Foi há três anos, em Janeiro de 2015.

 

Manuela Ferreira Leite e José Manuel Pureza irmanavam-se no louvor à "devolução da dignidade" do povo grego. "Pela Grécia passa a salvação da Europa", garantia Ana Gomes, insuflada de júbilo. "O Governo grego conseguiu dobrar a Alemanha", entusiasmou-se Freitas do Amaral. "A Alemanha teve de ceder", sorria Nicolau Santos. "A Grécia teve a coragem de resistir às pressões das potências europeias", celebrou André Freire.

"Viva a Grécia", gritou a escritora Hélia Correia ao receber o Prémio Camões. Enquanto o pintor Leonel Moura constatava que "uma parte do sucesso do Syriza deve-se à boa imagem de Tsipras" e do seu ministro das Finanças, por quem "muitas mulheres da Europa" andariam "perdidas de amores". Isabel Moreira, bem ao seu jeito, corroborava.

Boaventura de Sousa Santos, confirmando que de Coimbra também se observa o mundo, vislumbrou ali rasgos de odisseia homérica: "A vitória do Syriza teve o sabor de uma segunda libertação da Europa."

 

A Grécia há muito desapareceu dos nossos noticiários: as opções editoriais cada vez mais estreita dos responsáveis máximos dos media nacionais estimulam cada português a espreitar pelo buraco da fechadura de uma casa onde mora não sei quem no bairro das vizinhanças enquanto ignoram o que de mais relevante vai ocorrendo no mundo.

As gargantas lusas que em 2015 enrouqueceram de júbilo pela vitória do Syriza e pelo desengravatado Tsipras que, qual Roncinante, galoparia contra os mercados, a "ditadura austeritária" e a hegemonia alemã, há muito se calaram.

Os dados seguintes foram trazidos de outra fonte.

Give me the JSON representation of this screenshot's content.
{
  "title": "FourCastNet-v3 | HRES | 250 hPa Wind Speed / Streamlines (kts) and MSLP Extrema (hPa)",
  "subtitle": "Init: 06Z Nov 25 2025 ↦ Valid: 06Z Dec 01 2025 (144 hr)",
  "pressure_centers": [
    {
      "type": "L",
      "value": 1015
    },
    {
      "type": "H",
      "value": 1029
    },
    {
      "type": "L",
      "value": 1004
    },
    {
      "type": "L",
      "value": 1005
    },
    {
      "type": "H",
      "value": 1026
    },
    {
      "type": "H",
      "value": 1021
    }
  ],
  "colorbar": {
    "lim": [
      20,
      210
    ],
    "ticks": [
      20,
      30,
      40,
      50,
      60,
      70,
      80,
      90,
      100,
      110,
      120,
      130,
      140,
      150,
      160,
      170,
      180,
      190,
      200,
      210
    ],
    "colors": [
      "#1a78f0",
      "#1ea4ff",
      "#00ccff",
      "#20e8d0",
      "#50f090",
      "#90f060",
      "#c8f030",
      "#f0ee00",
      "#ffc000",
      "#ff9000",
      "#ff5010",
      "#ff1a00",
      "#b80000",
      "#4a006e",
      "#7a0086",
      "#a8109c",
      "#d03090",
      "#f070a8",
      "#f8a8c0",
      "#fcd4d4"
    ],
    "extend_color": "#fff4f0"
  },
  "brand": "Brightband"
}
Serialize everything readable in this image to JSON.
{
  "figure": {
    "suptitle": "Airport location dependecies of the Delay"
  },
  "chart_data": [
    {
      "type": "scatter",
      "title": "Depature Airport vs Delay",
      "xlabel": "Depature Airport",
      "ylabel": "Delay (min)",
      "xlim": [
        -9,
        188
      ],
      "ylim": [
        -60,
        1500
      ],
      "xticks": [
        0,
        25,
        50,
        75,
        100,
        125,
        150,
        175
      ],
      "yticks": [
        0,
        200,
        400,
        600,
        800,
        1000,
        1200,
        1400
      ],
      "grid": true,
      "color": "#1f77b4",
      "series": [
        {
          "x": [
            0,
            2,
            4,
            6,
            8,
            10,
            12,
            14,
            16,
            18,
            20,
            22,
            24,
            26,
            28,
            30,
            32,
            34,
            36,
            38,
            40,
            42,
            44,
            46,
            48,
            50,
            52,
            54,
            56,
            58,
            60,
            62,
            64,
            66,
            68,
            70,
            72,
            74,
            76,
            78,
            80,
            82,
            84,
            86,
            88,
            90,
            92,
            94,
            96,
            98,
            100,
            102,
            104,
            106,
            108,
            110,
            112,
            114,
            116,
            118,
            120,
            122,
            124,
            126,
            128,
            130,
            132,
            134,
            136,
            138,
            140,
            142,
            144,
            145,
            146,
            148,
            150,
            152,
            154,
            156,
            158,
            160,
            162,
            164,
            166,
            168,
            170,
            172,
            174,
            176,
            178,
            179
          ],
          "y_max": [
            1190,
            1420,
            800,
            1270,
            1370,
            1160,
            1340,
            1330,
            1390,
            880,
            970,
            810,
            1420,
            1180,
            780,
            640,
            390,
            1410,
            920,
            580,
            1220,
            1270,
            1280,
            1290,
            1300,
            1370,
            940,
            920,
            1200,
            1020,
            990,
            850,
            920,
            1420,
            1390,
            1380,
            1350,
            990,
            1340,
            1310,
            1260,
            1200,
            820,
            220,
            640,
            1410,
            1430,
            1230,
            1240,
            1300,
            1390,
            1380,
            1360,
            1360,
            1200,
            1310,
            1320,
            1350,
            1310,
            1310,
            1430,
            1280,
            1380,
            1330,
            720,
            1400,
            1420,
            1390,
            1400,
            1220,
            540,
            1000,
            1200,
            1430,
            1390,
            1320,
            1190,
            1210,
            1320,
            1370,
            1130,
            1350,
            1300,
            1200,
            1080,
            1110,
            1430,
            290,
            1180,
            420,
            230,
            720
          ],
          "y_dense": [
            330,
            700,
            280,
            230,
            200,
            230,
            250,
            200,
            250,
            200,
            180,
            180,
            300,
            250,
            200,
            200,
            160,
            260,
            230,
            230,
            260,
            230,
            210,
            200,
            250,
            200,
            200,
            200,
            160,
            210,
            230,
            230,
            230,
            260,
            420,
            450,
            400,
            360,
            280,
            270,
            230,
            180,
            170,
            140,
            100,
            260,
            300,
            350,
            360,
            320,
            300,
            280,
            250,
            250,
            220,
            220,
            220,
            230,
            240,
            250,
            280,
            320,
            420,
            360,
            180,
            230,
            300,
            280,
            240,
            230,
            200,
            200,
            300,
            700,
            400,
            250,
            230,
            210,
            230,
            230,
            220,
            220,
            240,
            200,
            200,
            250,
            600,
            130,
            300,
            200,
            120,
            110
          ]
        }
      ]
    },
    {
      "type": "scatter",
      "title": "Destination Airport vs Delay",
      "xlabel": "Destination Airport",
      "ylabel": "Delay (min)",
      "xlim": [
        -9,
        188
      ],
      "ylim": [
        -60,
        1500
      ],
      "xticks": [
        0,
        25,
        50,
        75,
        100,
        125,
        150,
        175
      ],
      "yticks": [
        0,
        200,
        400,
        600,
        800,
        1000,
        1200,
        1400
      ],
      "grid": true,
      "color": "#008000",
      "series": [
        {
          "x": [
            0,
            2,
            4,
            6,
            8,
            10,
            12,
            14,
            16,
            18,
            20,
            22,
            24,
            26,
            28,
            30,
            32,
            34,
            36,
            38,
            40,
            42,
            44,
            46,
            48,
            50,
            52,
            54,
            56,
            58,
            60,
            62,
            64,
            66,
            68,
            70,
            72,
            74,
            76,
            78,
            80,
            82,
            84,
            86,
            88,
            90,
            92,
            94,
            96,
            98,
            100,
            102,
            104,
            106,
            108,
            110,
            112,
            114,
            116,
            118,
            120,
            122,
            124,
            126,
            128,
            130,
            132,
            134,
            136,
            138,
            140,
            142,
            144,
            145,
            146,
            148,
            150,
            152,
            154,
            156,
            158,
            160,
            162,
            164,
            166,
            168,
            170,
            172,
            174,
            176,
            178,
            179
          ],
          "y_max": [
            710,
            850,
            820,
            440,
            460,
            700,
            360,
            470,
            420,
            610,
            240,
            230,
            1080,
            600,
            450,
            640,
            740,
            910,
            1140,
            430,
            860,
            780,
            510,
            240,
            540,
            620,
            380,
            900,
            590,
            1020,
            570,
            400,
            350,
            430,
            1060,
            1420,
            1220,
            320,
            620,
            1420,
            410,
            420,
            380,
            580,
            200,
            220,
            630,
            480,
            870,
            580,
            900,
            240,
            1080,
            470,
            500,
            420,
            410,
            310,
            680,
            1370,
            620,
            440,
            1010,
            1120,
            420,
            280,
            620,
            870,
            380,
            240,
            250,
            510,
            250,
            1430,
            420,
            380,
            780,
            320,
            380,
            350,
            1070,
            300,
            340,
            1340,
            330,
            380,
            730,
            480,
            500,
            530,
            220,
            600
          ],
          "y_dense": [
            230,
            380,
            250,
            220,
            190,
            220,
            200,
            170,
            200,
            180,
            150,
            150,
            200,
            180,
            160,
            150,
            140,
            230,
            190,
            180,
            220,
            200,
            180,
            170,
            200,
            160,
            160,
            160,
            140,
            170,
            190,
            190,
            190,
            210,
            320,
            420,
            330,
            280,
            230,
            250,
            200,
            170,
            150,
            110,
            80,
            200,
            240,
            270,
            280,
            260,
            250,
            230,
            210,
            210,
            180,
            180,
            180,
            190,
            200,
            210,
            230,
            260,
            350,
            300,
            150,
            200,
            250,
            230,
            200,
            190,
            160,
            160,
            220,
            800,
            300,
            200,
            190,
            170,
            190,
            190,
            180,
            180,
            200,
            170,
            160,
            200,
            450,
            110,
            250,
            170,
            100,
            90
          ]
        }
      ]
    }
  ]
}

Hoje não se vislumbra ninguém por cá que saia em defesa da esquerda radical grega: Freitas e Ferreira Leite, entre outros, meteram a viola no saco.

 

Felizmente temos acesso à imprensa europeia que, em rigoroso contraste com o silêncio português, nos vai informando sobre o que se passa em Atenas. E é garantido, como alguns de nós ousámos antecipar faz agora três anos: não se vislumbra por lá nenhuma revolução em marcha. A menos que considerem "revolucionário" o caos nos transportes, o declínio da assistência hospitalar, as greves e manifestações em série e a feroz repressão da polícia de choque contra quem protesta nas ruas.

Já vimos este filme em várias latitudes. Os "amanhãs que cantam" emudecem perante o choque com a realidade nua e crua.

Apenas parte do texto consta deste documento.